Suppose that 5 J of work is needed to stretch a spring from its natural length of 36 cm to a length of 51 cm. (a) How much work is needed to stretch the spring from 41 cm to 46 cm? (Round your answer to two decimal places.) 5 Incorrect: Your answer is incorrect.

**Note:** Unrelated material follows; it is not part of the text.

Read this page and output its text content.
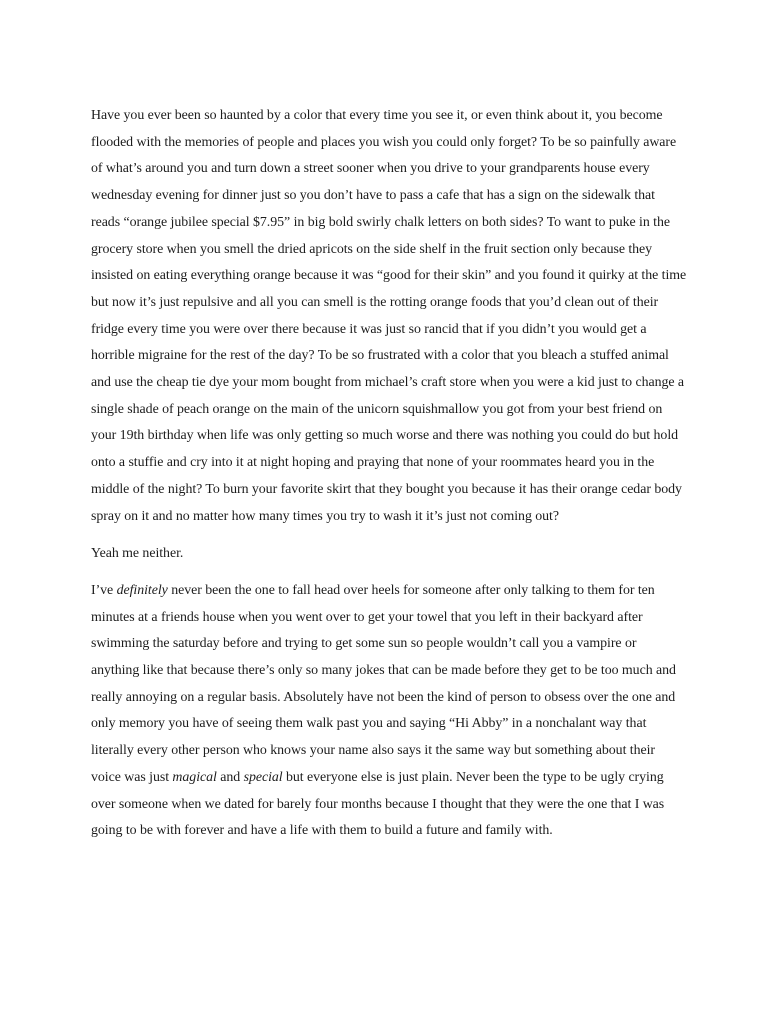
Have you ever been so haunted by a color that every time you see it, or even think about it, you become flooded with the memories of people and places you wish you could only forget? To be so painfully aware of what’s around you and turn down a street sooner when you drive to your grandparents house every wednesday evening for dinner just so you don’t have to pass a cafe that has a sign on the sidewalk that reads “orange jubilee special $7.95” in big bold swirly chalk letters on both sides? To want to puke in the grocery store when you smell the dried apricots on the side shelf in the fruit section only because they insisted on eating everything orange because it was “good for their skin” and you found it quirky at the time but now it’s just repulsive and all you can smell is the rotting orange foods that you’d clean out of their fridge every time you were over there because it was just so rancid that if you didn’t you would get a horrible migraine for the rest of the day? To be so frustrated with a color that you bleach a stuffed animal and use the cheap tie dye your mom bought from michael’s craft store when you were a kid just to change a single shade of peach orange on the main of the unicorn squishmallow you got from your best friend on your 19th birthday when life was only getting so much worse and there was nothing you could do but hold onto a stuffie and cry into it at night hoping and praying that none of your roommates heard you in the middle of the night? To burn your favorite skirt that they bought you because it has their orange cedar body spray on it and no matter how many times you try to wash it it’s just not coming out?

Yeah me neither.

I’ve definitely never been the one to fall head over heels for someone after only talking to them for ten minutes at a friends house when you went over to get your towel that you left in their backyard after swimming the saturday before and trying to get some sun so people wouldn’t call you a vampire or anything like that because there’s only so many jokes that can be made before they get to be too much and really annoying on a regular basis. Absolutely have not been the kind of person to obsess over the one and only memory you have of seeing them walk past you and saying “Hi Abby” in a nonchalant way that literally every other person who knows your name also says it the same way but something about their voice was just magical and special but everyone else is just plain. Never been the type to be ugly crying over someone when we dated for barely four months because I thought that they were the one that I was going to be with forever and have a life with them to build a future and family with.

J (b) How far beyond its natural length will a force of 25 N keep the spring stretched? (Round your answer one decimal place.) cm

Answer 1

Answer:

a) 0.6 joules of work are needed to stretch the spring from 41 centimeters to 46 centimeters.

b) The spring must be 5.6 centimeters far from its natural length.

Step-by-step explanation:

a) The work done to stretch the ideal spring from its natural length is defined by the following definition:

$W = \frac{1}{2}\cdot k\cdot (x_{f}-x_{o})^{2}$ (1)

Where:

$k$ - Spring constant, measured in newtons.

$x_{o}$, $x_{f}$ - Initial and final lengths of the spring, measured in meters.

$W$ - Work, measured in joules.

The spring constant is: ($W = 5\,J$, $x_{o} = 0.36\,m$, $x_{f} = 0.51\,m$)

$k = \frac{2\cdot W}{(x_{f}-x_{o})^{2}}$

$k = \frac{2\cdot (5\,J)}{(0.51\,m-0.36\,m)^{2}}$

$k = 444.44\,\frac{N}{m}$

If we know that $k = 444.44\,\frac{N}{m}$, $x_{o} = 0.41\,m$ and $x_{f} = 0.46\,m$, then the work needed is:

$W = \frac{1}{2}\cdot \left(444.44\,\frac{N}{m} \right)\cdot (0.46\,m-0.41\,m)^{2}$

$W = 0.555\,J$

0.6 joules of work are needed to stretch the spring from 41 centimeters to 46 centimeters.

b) The elastic force of the ideal spring ($F$), measured in newtons, is defined by the following formula:

$F = k\cdot \Delta x$ (2)

Where $\Delta x$ is the linear difference from natural length, measured in meters.

If we know that $k = 444.44\,\frac{N}{m}$ and $F = 25\,N$, then the linear difference is:

$\Delta x = \frac{F}{k}$

$\Delta x = \frac{25\,N}{444.44\,\frac{N}{m} }$

$\Delta x = 0.056\,m$

The spring must be 5.6 centimeters far from its natural length.